Rising seas will tend to push even more salty water into wells and swamps. The good news is that a single solution can help maintain both the health of the Everglades and the water supply of South Floridians: restore the flow of freshwater into and within the Everglades. Several projects are under way to do just that.

The bad news: the projects may delay saltwater intrusion enough so that ecosystems adapt, but they won’t keep the sea at bay forever.

In the short run, a human retreat from watershed areas below Lake Okeechobee might boost the amount of freshwater flowing into the Everglades from inland Broward County, northwest of Miami. But as David Letson, a natural resources economist at the University of Miami, points out, that is not an attractive option, since it would likely inundate agricultural areas and flood some residential communities as well. 

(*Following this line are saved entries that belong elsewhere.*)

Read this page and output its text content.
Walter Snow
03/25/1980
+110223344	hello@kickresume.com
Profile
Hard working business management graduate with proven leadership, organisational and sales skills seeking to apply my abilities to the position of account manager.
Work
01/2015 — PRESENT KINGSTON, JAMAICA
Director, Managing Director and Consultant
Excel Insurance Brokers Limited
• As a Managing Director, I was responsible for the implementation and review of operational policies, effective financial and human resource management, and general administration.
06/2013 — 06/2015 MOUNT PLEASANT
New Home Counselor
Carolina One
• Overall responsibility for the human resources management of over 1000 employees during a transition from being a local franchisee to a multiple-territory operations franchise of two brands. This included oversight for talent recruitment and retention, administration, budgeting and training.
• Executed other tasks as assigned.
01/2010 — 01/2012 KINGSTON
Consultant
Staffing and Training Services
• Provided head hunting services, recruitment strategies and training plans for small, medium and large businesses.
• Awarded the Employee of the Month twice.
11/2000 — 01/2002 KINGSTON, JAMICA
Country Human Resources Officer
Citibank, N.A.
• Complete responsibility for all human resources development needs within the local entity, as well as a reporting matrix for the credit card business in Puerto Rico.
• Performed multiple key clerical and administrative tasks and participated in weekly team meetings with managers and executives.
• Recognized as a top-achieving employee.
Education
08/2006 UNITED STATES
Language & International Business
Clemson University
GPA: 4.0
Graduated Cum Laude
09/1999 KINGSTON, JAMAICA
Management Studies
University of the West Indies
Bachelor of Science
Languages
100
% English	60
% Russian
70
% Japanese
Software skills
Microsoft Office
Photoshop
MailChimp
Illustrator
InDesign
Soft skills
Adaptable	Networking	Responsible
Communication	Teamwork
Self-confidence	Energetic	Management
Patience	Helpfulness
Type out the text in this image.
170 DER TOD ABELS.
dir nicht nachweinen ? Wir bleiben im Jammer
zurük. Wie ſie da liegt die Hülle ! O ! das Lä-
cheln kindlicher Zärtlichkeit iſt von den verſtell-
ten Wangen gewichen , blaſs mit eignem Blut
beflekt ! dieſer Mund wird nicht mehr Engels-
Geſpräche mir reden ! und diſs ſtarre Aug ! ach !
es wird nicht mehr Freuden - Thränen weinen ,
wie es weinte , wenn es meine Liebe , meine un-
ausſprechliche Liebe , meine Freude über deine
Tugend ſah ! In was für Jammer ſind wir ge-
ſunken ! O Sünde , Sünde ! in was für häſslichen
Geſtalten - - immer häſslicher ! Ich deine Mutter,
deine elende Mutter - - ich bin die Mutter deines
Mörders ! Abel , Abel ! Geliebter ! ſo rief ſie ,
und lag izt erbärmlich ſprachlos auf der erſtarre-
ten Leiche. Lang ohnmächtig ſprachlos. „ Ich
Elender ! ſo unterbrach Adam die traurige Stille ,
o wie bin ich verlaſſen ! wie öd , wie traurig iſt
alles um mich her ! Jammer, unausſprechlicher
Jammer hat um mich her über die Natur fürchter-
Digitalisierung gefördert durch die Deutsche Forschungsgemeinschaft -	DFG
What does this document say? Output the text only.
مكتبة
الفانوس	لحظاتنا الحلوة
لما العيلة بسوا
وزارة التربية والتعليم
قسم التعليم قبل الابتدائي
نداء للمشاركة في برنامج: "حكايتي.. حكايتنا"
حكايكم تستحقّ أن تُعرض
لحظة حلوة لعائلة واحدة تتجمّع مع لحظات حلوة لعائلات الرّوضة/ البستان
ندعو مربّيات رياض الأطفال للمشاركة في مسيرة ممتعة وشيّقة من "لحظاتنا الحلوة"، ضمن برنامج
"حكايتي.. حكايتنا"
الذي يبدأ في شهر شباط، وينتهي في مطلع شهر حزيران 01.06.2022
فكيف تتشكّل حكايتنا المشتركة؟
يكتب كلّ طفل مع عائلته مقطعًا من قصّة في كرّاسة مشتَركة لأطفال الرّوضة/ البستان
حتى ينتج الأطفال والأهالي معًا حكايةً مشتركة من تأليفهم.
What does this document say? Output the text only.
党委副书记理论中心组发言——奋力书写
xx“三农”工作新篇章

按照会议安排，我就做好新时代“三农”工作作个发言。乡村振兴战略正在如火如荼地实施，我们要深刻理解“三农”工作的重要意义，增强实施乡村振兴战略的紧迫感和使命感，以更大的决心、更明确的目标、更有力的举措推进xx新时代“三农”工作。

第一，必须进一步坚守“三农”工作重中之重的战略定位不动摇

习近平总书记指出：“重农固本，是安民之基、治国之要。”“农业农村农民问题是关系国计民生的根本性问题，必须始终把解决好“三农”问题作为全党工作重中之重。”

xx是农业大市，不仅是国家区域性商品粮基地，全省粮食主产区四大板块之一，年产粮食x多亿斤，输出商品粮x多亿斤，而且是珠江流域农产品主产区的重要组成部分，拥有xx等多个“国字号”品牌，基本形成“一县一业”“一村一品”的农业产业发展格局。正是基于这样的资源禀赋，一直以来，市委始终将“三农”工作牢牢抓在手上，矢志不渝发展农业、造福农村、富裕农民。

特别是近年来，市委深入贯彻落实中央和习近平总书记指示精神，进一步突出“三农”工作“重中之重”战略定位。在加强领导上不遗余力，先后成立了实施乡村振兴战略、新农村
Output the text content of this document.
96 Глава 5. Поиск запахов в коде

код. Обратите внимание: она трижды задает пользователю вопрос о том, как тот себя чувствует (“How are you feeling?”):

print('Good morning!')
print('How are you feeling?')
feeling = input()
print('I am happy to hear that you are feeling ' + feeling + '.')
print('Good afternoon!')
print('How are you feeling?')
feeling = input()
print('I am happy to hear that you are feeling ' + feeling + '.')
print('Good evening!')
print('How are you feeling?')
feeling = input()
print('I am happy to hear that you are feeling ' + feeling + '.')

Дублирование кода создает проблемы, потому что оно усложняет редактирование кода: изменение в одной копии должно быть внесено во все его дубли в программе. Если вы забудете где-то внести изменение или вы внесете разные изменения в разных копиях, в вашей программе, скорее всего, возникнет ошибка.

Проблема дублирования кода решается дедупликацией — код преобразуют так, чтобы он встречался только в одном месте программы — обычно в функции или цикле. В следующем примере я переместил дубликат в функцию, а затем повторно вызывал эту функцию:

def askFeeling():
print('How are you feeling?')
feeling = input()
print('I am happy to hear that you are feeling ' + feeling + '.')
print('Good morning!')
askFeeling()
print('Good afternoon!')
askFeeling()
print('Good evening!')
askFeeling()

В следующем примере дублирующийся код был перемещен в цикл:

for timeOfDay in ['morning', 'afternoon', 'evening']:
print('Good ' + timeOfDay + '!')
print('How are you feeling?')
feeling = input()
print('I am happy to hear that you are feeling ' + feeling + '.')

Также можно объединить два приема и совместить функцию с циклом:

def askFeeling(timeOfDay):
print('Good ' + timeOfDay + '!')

According to the city of Miami’s Climate Action Plan, Miami-Dade County is already working with the South Florida Water Management District and federal agencies on Everglades restoration. The county is also currently assessing how best to counter salt-water intrusion and local flooding with new pumping stations. Meanwhile, Miami-Dade is also re-emphasizing water conservation.

But ultimately, if saltwater intrusion persists on unprecedented scales, says hydrologist Jayantha Obeysekera of the South Florida Water Management District, a worst-case endgame might force people to simply abandon much of southeastern Florida’s Gold Coast, including Miami.

That's enough to give anyone insomnia.